South East View of Sheffield 1855 by William Ibbitt. Source: Picture Sheffield.

At the turn of the eighteenth century radical and revolutionary ideas were spreading rapidly in Sheffield helped by its special set of circumstances. 

The town was administered in an informal way. It was freer  in style than many others because it was not tightly controlled by an aristocrat or town corporation. Though surrounded by the estates of the Earl Fitzwilliam, the Duke of Devonshire and the Duke of Norfolk, none of them controlled town affairs. Neither did it have a town corporation but instead there were three historic bodies, the Church Burgesses, the Cutlers’ Company and the Town Trustees, all of whose powers and resources were limited.  

Sheffield had considerable religious diversity and the strong influence of dissenters. This included highly educated and prominent citizens who before 1828 were denied access to public office and votes in elections. Dissenters resented these restrictions and leaned towards radical politics. Sheffield also had a strong temperance movement encouraging people to sign pledges to abstain from alcohol and campaigning for prohibition. Many nonconformists were also temperance campaigners.

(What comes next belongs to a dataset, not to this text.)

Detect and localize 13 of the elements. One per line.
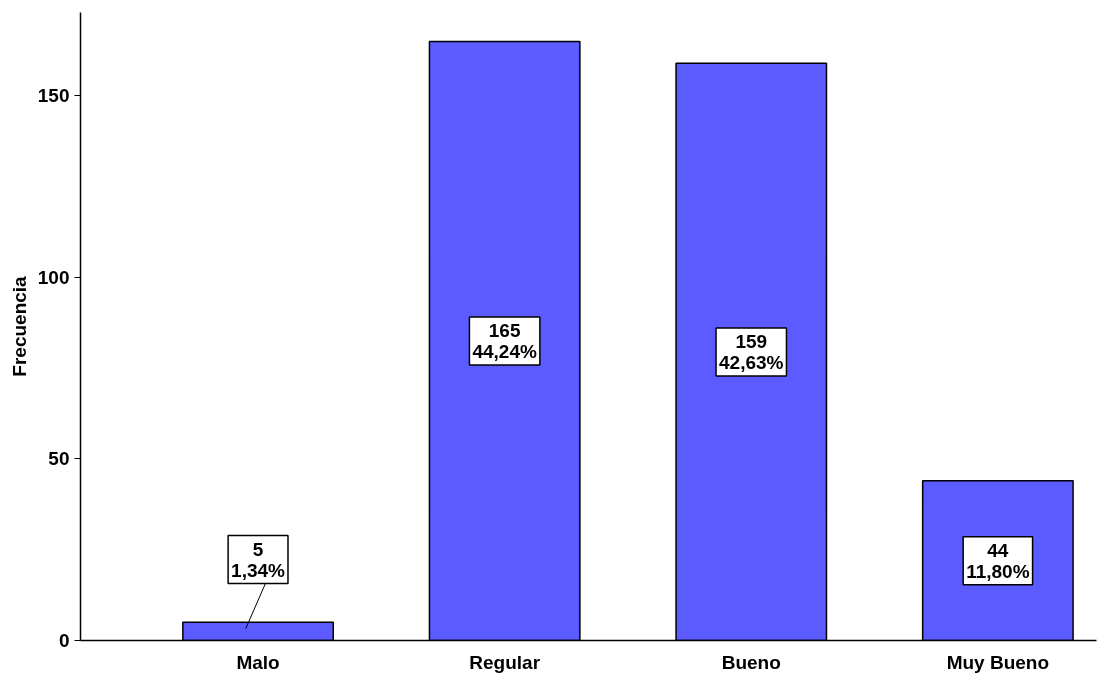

At the same time Sheffield’s industrial developments led to growing tensions between the artisans and the master manufacturers. The artisans were mostly semi-independent, literate and numerate although vulnerable to adverse trading conditions, to sharp practices and to the master manufacturers who increasingly dominated their trades.

During this period Sheffield was one of the main centres for trade union organisation and agitation in the UK. In the 1860s, this culminated in the Sheffield Outrages where acts of violence took place against employers and those who had not joined the Unions.